Solidariedade e esclarecimento

A visita de Barack Obama a Cuba significou uma importante vitória daquele povo, mas há ainda um longo caminho a percorrer para a normalização das relações, vincou-se em duas iniciativas realizadas a semana passada em Portugal.

A sessão pública ocorrida sexta-feira, 1 de Abril, na Faculdade de Letras da Universidade de Lisboa, e a conferência realizada domingo, 3, na Câmara Municipal de Évora – ambas promovidas pela Associação de Amizade Portugal-Cuba (AAPC) e contando com a participação de membros da sua direcção, bem como com a presença da embaixadora da República de Cuba em Lisboa, Johana Tablada, e, no último caso, também com a participação de Ângelo Alves, da Comissão Política do Comité Central do PCP – concretizam a necessidade de reforçar a solidariedade com Cuba.
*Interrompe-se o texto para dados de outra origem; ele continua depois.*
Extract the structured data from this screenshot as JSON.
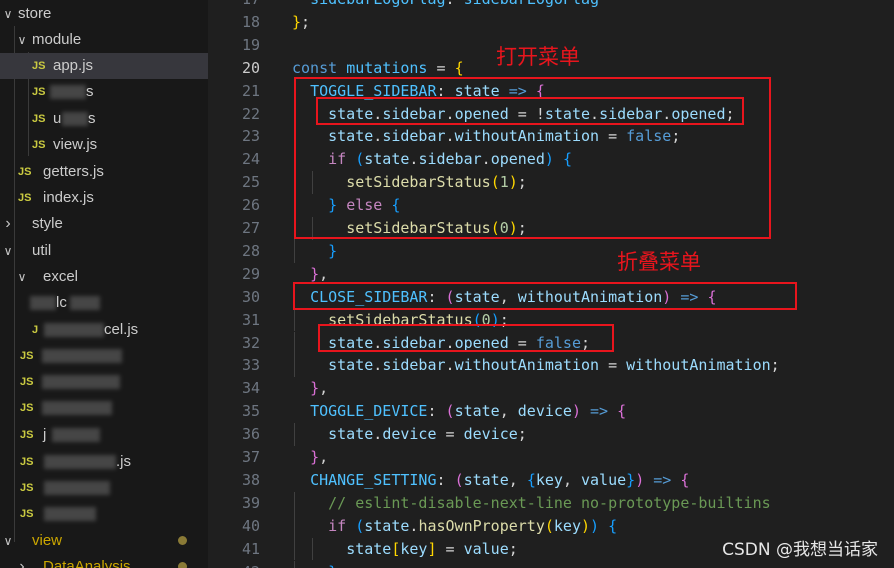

Em causa está o apoio a um país e a um povo que resistem há décadas a um feroz bloqueio imposto unilateral e ilegalmente pelos EUA, esclarecer sobre as questões essenciais que impedem a normalização das relações entre os dois países, e salientar que a actual situação representa um triunfo da persistência e dignidade do povo e da direcção política cubanos.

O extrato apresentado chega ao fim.